Twenty years on this moral coda has been amplified in everything that Artlink does and represents. Whatever our imprint disclaimer says, we are collectively of the same feather, and we remain deeply beholden to our values: unlike (the unlikely attribution to) Groucho Marx, (‘if you don’t like my principles, I have others’), we don’t actually have others. Artlink is in the paradoxical position of having built the status of an institution, but one that often rails, with varying angles and impact, against ‘the establishment.’ Many of Artlink’s long-standing contributors and ardent advocates came of age in the decades of progressive social change. (There is not the space to mention names here, but a cursory dip into the archive will expose them all!). Others began their intellectual and creative work in the transgressive decades of the 1980s and nineties, but whether—and how—Artlink remains a destination for articulate thinkers of all stripes and the critical debates they stoke is the burning question, and work, ahead. And I don’t mean hazard reduction. A fearlessness has underpinned Artlink through its changing inheritances and shifting publics, and while we don’t have money to burn, we do have an exhilarating program mapped out for 2022 including new online commissions, mentoring opportunities for writers and editors and wrapping up the digitising mission: we won’t be resting on our eucalyptus.

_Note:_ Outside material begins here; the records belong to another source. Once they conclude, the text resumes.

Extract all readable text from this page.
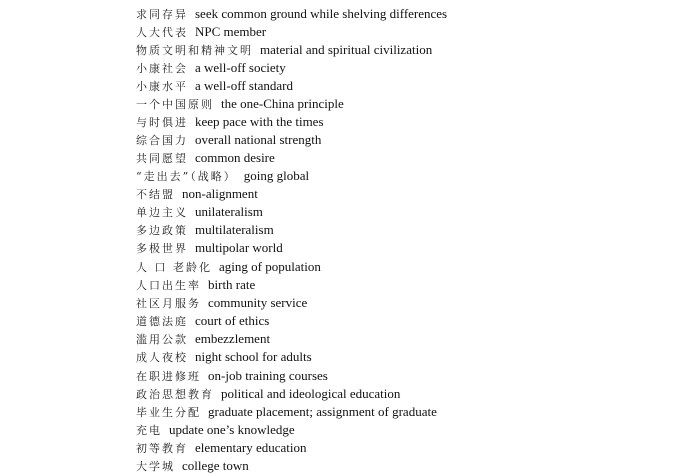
求同存异 seek common ground while shelving differences
人大代表 NPC member
物质文明和精神文明 material and spiritual civilization
小康社会 a well-off society
小康水平 a well-off standard
一个中国原则 the one-China principle
与时俱进 keep pace with the times
综合国力 overall national strength
共同愿望 common desire
“走出去”（战略） going global
不结盟 non-alignment
单边主义 unilateralism
多边政策 multilateralism
多极世界 multipolar world
人 口 老龄化 aging of population
人口出生率 birth rate
社区月服务 community service
道德法庭 court of ethics
滥用公款 embezzlement
成人夜校 night school for adults
在职进修班 on-job training courses
政治思想教育 political and ideological education
毕业生分配 graduate placement; assignment of graduate
充电 update one’s knowledge
初等教育 elementary education
大学城 college town
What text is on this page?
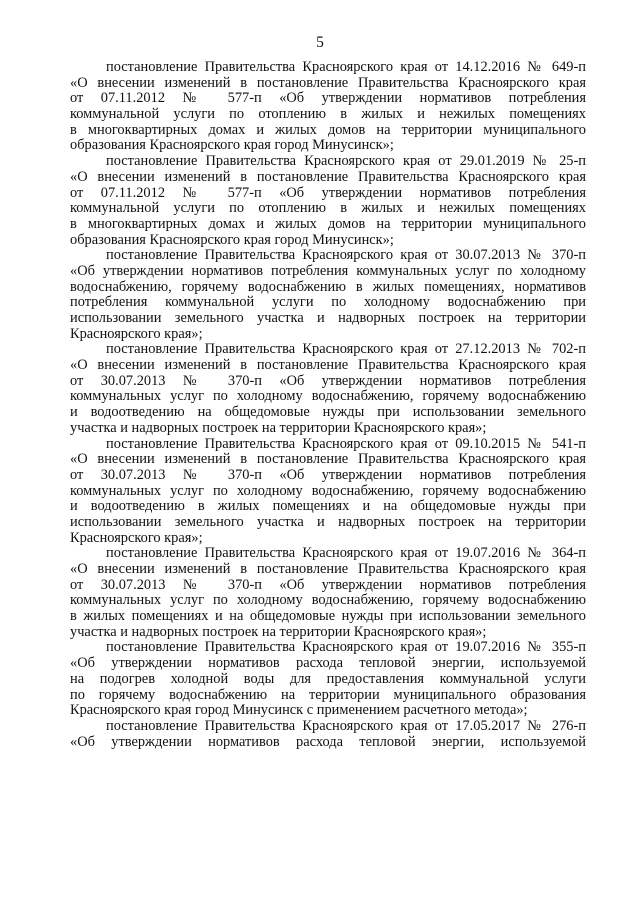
5
постановление Правительства Красноярского края от 14.12.2016 № 649-п
«О внесении изменений в постановление Правительства Красноярского края
от 07.11.2012 № 577-п «Об утверждении нормативов потребления
коммунальной услуги по отоплению в жилых и нежилых помещениях
в многоквартирных домах и жилых домов на территории муниципального
образования Красноярского края город Минусинск»;
постановление Правительства Красноярского края от 29.01.2019 № 25-п
«О внесении изменений в постановление Правительства Красноярского края
от 07.11.2012 № 577-п «Об утверждении нормативов потребления
коммунальной услуги по отоплению в жилых и нежилых помещениях
в многоквартирных домах и жилых домов на территории муниципального
образования Красноярского края город Минусинск»;
постановление Правительства Красноярского края от 30.07.2013 № 370-п
«Об утверждении нормативов потребления коммунальных услуг по холодному
водоснабжению, горячему водоснабжению в жилых помещениях, нормативов
потребления коммунальной услуги по холодному водоснабжению при
использовании земельного участка и надворных построек на территории
Красноярского края»;
постановление Правительства Красноярского края от 27.12.2013 № 702-п
«О внесении изменений в постановление Правительства Красноярского края
от 30.07.2013 № 370-п «Об утверждении нормативов потребления
коммунальных услуг по холодному водоснабжению, горячему водоснабжению
и водоотведению на общедомовые нужды при использовании земельного
участка и надворных построек на территории Красноярского края»;
постановление Правительства Красноярского края от 09.10.2015 № 541-п
«О внесении изменений в постановление Правительства Красноярского края
от 30.07.2013 № 370-п «Об утверждении нормативов потребления
коммунальных услуг по холодному водоснабжению, горячему водоснабжению
и водоотведению в жилых помещениях и на общедомовые нужды при
использовании земельного участка и надворных построек на территории
Красноярского края»;
постановление Правительства Красноярского края от 19.07.2016 № 364-п
«О внесении изменений в постановление Правительства Красноярского края
от 30.07.2013 № 370-п «Об утверждении нормативов потребления
коммунальных услуг по холодному водоснабжению, горячему водоснабжению
в жилых помещениях и на общедомовые нужды при использовании земельного
участка и надворных построек на территории Красноярского края»;
постановление Правительства Красноярского края от 19.07.2016 № 355-п
«Об утверждении нормативов расхода тепловой энергии, используемой
на подогрев холодной воды для предоставления коммунальной услуги
по горячему водоснабжению на территории муниципального образования
Красноярского края город Минусинск с применением расчетного метода»;
постановление Правительства Красноярского края от 17.05.2017 № 276-п
«Об утверждении нормативов расхода тепловой энергии, используемой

For longitudinal readers of the magazine, ‘…accessibility, social justice and treading lightly on the earth’ translates directly to Artlink’s commitment to First Nations art, culture, people and voice. Artlink has been a mirror to wide-ranging topical issues and national debates, and like so many institutions, the magazine only began to seriously reflect and proportionately shift its centre to Indigenous content following the 1988 Bicentennial of British invasion/colonisation. Landmark issues of Artlink, Contemporary Australian Aboriginal Art (1990, reprinted in 1992) and Reconciliation? Indigenous art for the 21st century (2000) offer great historical value as collections of diverse writers all deeply engaged in and with their subjects.

In 2010 the inaugural Artlink Indigenous: Blak on Blak, edited by Daniel Browning and Tess Allas, launched what was to become an established and celebrated feature of the Australian publishing calendar, and a resource that supports so much of the ongoing work of education, documentation, collaboration and that complex ideal, reconciliation, which requires consistent goodwill from all quarters. At a formal level, Artlink have just had our Innovate RAP (Reconciliation Action Plan) endorsed, but the real work is evidenced in the growing archive: every Artlink Indigenous issue, led by an impressive list of Indigenous guest editors, has courageously taken up topical concerns, redefining codes of creative and cultural practices, criticism, research, language and politics. Today we can be collectively optimistic about the increasing platforms for First Nations writers, artists curators and editors to speak, to be heard and to shape the conversation. To that end, each issue is an essential document of its moment in time and place, and Visualising Sovereignty under the direction of Ali Gumillya Baker and Paola Balla captures the zeitgeist of today in no uncertain terms: 2021 is over…future is now.

B. Marika (1954–2021) Miny’tjinharra, 2006, screenprint. Printed at the Yirrkala Print Space. © the artist’s estate and courtesy of Buku‐Larrnggay Mulka Art Centre.